Power Play - Anne McCaffrey [118]
“As if we dared take Namid away from his educational duties with Petaybee!” Then he pointed. “Ah, the best is about to begin.”
After the custom of latchkay singings on Petaybee, Buneka Rourke accompanied Diego Metaxos to the dais.
“Diego has a song to sing,” she said with more than her customary dignity, and the assembled Petaybeans settled down to listen.
Diego’s song was different from any other Petaybean song. It was neither a chant nor an old Irish melody with new words, but a tune all his own, with Irish influences and Spanish and the beat of the Inuit as well, but also hints of the music of the other peoples of Petaybee and parts beyond. It spoke of growth and change, pain and discovery, the pain that had accompanied the awakening of the planet, the near-death of his father, the actual deaths of others, the cost of too much change too quickly to Petaybee, but how good a thing the change could be if it altered someone as it had Dinah O’Neill. And lastly, it spoke of his fear of change if it meant losing Bunny. He concluded with a hope that he could be like the planet and let the changes awaken himself and his beloved to lives limitless in possibility for adventure and love.
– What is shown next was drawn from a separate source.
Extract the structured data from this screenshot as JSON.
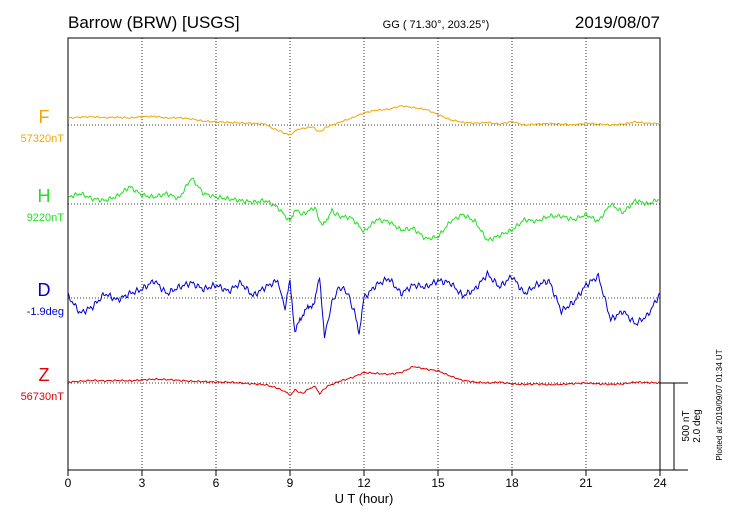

There was a chorus to this song, with its repetitive theme of change and growth, and on every chorus, the voices of the people were joined by another voice, a big, melodious, joyous voice that contained all of theirs in a resonance of its own.
The kaleidoscope turns
The patterns change
All we learn
That once was strange
Some will go and some will stay
Some will cling, some turn away
Some will wither some will grow
New friends come and old friends go
Seeds and saplings, kit and pup
Some grow down and some grow up
Some fly away and some touch down
While Petaybee planet spins around . . .
The “around” echoed particularly long and happily throughout the rest of the latchkay.
EPILOGUE
Oddly enough, it was the word “come” invading her dreamless sleep as an undeniable imperative that woke Yana. And the rumbling purr of the orange cat, Marduk, unexpectedly sitting right beside her head on the pillow. She felt the muscles in her belly shifting, not painfully, but definitely contracting, and she woke Sean. The cat jumped off the bed and stood imperiously by the door—as if she hadn’t guessed what needed to be done.
“It’s time. I’ve been called,” she said.
He was up and half-dressed before she could swing her legs to the side of the bed. But then, advanced pregnancy had slowed her once-quick, precise movements to awkward fumblings, which she sometimes resented.
Sean grabbed up the fine polar-bear rug that Loncie had given her and threw it about her shoulders. He picked up the satchel that contained the necessary items and opened the door.
Nanook was there, and Clodagh had her foot on the bottom step.
“I wondered . . .” she began, smiling in the dawn light up at Yana.
When Yana and Sean reached the ground—the path to the cave well trampled in preparation for this moment—Clodagh moved to her other side. “Do you feel like walking?” Clodagh asked.
“It’s good for me.”
“Yes, but is it what you feel like doing?”
“Well, I have to walk as far as the cave, don’t I?”
“Yes,” Sean said. “That you must do.”
Looking sideways, Yana saw that Sean’s lips were tight against the anxiety he was feeling.
“It’s okay, Sean,” she said gently, patting his hand. “It’s really okay. Hell, we know I’ve never been fitter.”
“But you are not, so Sister Iggierock says, in your first youth.”
“Iggierock has learned a great deal,” Clodagh said with a chuckle.
And then they were in the cave, which began to glow, a soft lambent shine, welcoming, soothing, and the little twitch of apprehension that Yana had so vocally denied eased.
I believe in you, she told the planet. I believe in you.
“I believe in you,” the planet echoed reassuringly.
“Oh, I believe,” Sean said beside her. He must have thought the planet was speaking to him, she reflected.